Would you pleas explain your implementation in more detail, or point me to some resources where it has been done?

How do you control the order of window and texture creation, if those are just max objects on the patch - ie. they are created by the fact that they just are there, not by the bang message or alike?
And doesn't shared context need shared memory between GPUs?

This makes me think, if starting the qmetro object for jit.render only after receiving some message from jit.window confirming its creation make any sense?

MJ's icon

there is a lot of banging in my patch caused by loadbang before the metro starts

with jit.displays i get the coordinates of all the extra screens
so it can put the windows in the rigth positions . after that i trigger the patch who makes the textures .

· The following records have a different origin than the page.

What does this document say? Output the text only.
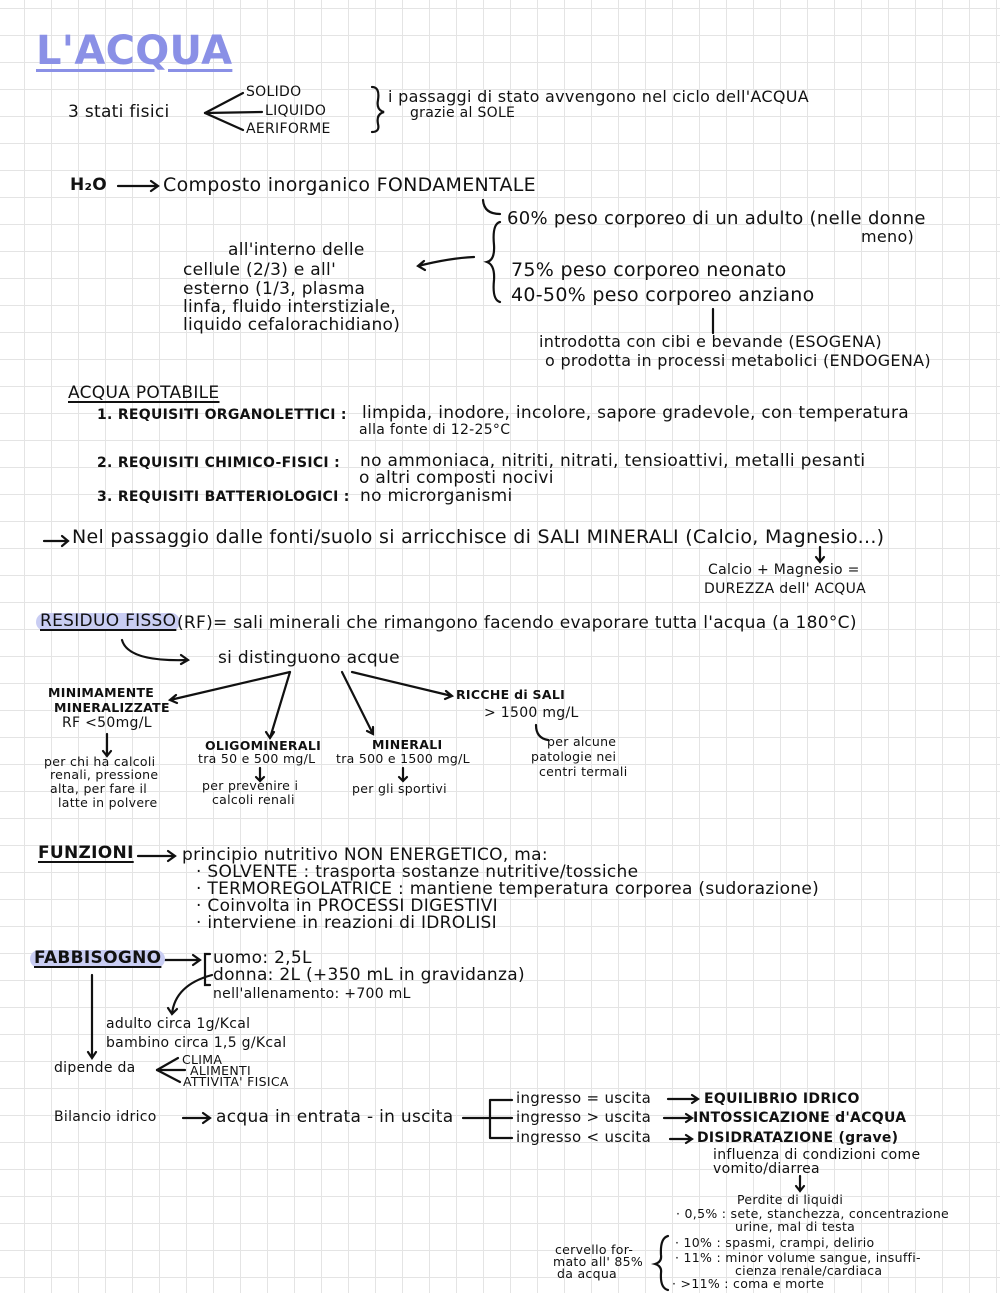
L'ACQUA
3 stati fisici
SOLIDO
LIQUIDO
AERIFORME
i passaggi di stato avvengono nel ciclo dell'ACQUA
grazie al SOLE
H₂O	Composto inorganico FONDAMENTALE
60% peso corporeo di un adulto (nelle donne
meno)
75% peso corporeo neonato
40-50% peso corporeo anziano
all'interno delle
cellule (2/3) e all'
esterno (1/3, plasma
linfa, fluido interstiziale,
liquido cefalorachidiano)
introdotta con cibi e bevande (ESOGENA)
o prodotta in processi metabolici (ENDOGENA)
ACQUA POTABILE
1. REQUISITI ORGANOLETTICI : limpida, inodore, incolore, sapore gradevole, con temperatura
alla fonte di 12-25°C
2. REQUISITI CHIMICO-FISICI : no ammoniaca, nitriti, nitrati, tensioattivi, metalli pesanti
o altri composti nocivi
3. REQUISITI BATTERIOLOGICI : no microrganismi
Nel passaggio dalle fonti/suolo si arricchisce di SALI MINERALI (Calcio, Magnesio...)
Calcio + Magnesio =
DUREZZA dell' ACQUA
RESIDUO FISSO (RF)= sali minerali che rimangono facendo evaporare tutta l'acqua (a 180°C)
si distinguono acque
MINIMAMENTE
MINERALIZZATE
RF <50mg/L
per chi ha calcoli
renali, pressione
alta, per fare il
latte in polvere
OLIGOMINERALI
tra 50 e 500 mg/L
per prevenire i
calcoli renali
MINERALI
tra 500 e 1500 mg/L
per gli sportivi
RICCHE di SALI
> 1500 mg/L
per alcune
patologie nei
centri termali
FUNZIONI	principio nutritivo NON ENERGETICO, ma:
· SOLVENTE : trasporta sostanze nutritive/tossiche
· TERMOREGOLATRICE : mantiene temperatura corporea (sudorazione)
· Coinvolta in PROCESSI DIGESTIVI
· interviene in reazioni di IDROLISI
FABBISOGNO	uomo: 2,5L
donna: 2L (+350 mL in gravidanza)
nell'allenamento: +700 mL
adulto circa 1g/Kcal
bambino circa 1,5 g/Kcal
dipende da
CLIMA
ALIMENTI
ATTIVITA' FISICA
Bilancio idrico	acqua in entrata - in uscita
ingresso = uscita	EQUILIBRIO IDRICO
ingresso > uscita	INTOSSICAZIONE d'ACQUA
ingresso < uscita	DISIDRATAZIONE (grave)
influenza di condizioni come
vomito/diarrea
Perdite di liquidi
cervello for-
mato all' 85%
da acqua
· 0,5% : sete, stanchezza, concentrazione
urine, mal di testa
· 10% : spasmi, crampi, delirio
· 11% : minor volume sangue, insuffi-
cienza renale/cardiaca
· >11% : coma e morte
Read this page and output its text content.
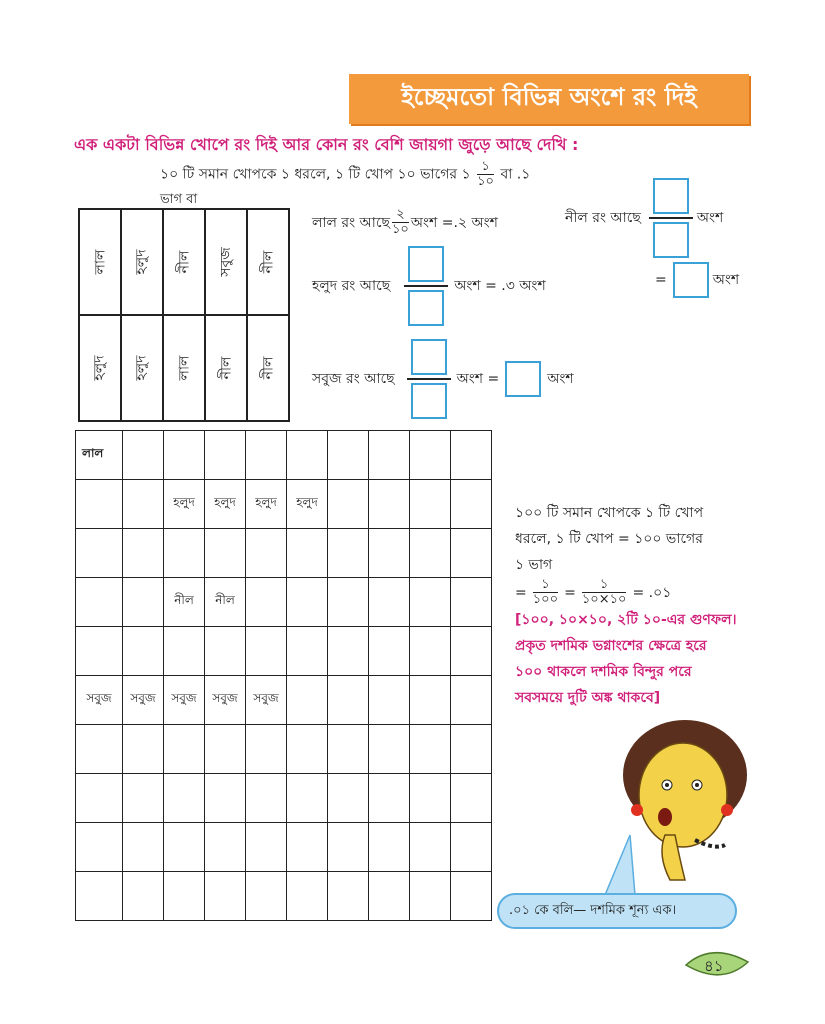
ইচ্ছেমতো বিভিন্ন অংশে রং দিই
এক একটা বিভিন্ন খোপে রং দিই আর কোন রং বেশি জায়গা জুড়ে আছে দেখি :
১০ টি সমান খোপকে ১ ধরলে, ১ টি খোপ ১০ ভাগের ১ $\frac{১}{১০}$ বা .১
ভাগ বা
লাল	হলুদ	নীল	সবুজ	নীল
হলুদ	হলুদ	লাল	নীল	নীল
লাল রং আছে $\frac{২}{১০}$ অংশ =.২ অংশ	নীল রং আছে	অংশ
=	অংশ
হলুদ রং আছে	অংশ = .৩ অংশ
সবুজ রং আছে	অংশ =	অংশ
লাল									
		হলুদ	হলুদ	হলুদ	হলুদ				

		নীল	নীল						

সবুজ	সবুজ	সবুজ	সবুজ	সবুজ					

১০০ টি সমান খোপকে ১ টি খোপ
ধরলে, ১ টি খোপ = ১০০ ভাগের
১ ভাগ
= $\frac{১}{১০০} = \frac{১}{১০\times ১০}$ = .০১
[১০০, ১০×১০, ২টি ১০-এর গুণফল।
প্রকৃত দশমিক ভগ্নাংশের ক্ষেত্রে হরে
১০০ থাকলে দশমিক বিন্দুর পরে
সবসময়ে দুটি অঙ্ক থাকবে]
.০১ কে বলি— দশমিক শূন্য এক।
৪১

now i have 6 jit.windows on 6 dvi-outputs
and 6 jit.gl.renders
i'm using shared-context to reduce the amount of videoram
so i only have to make the textures three times instead of 6
sharing textures between video outputs is only possible on one video card. most video cards only have two outputs ...
sharing textures between two gpu's gives a kernel panic and gpu will crash

i have to make shure two jit.window/jit.gl.render 's who share the
same textures are on the same gpu . had to follow the cables and mark the monitors.(1A 1B 2A 2B 3A 3B 4A)
monitor 4A is my workscreen which lives on output 1 of gpu 4

Gary Lee Nelson's icon

Not sure I am in the right place. I have an iMac 27" running Yosemite. I have an Apple 27" monitor hooked to one one of the thunderbolt ports. Are both monitors served by a single GPU?

Jesse's icon

Yes.

Gary Lee Nelson's icon

OK. Thanks. That simplifies things. I have just learned how to render on the GPU.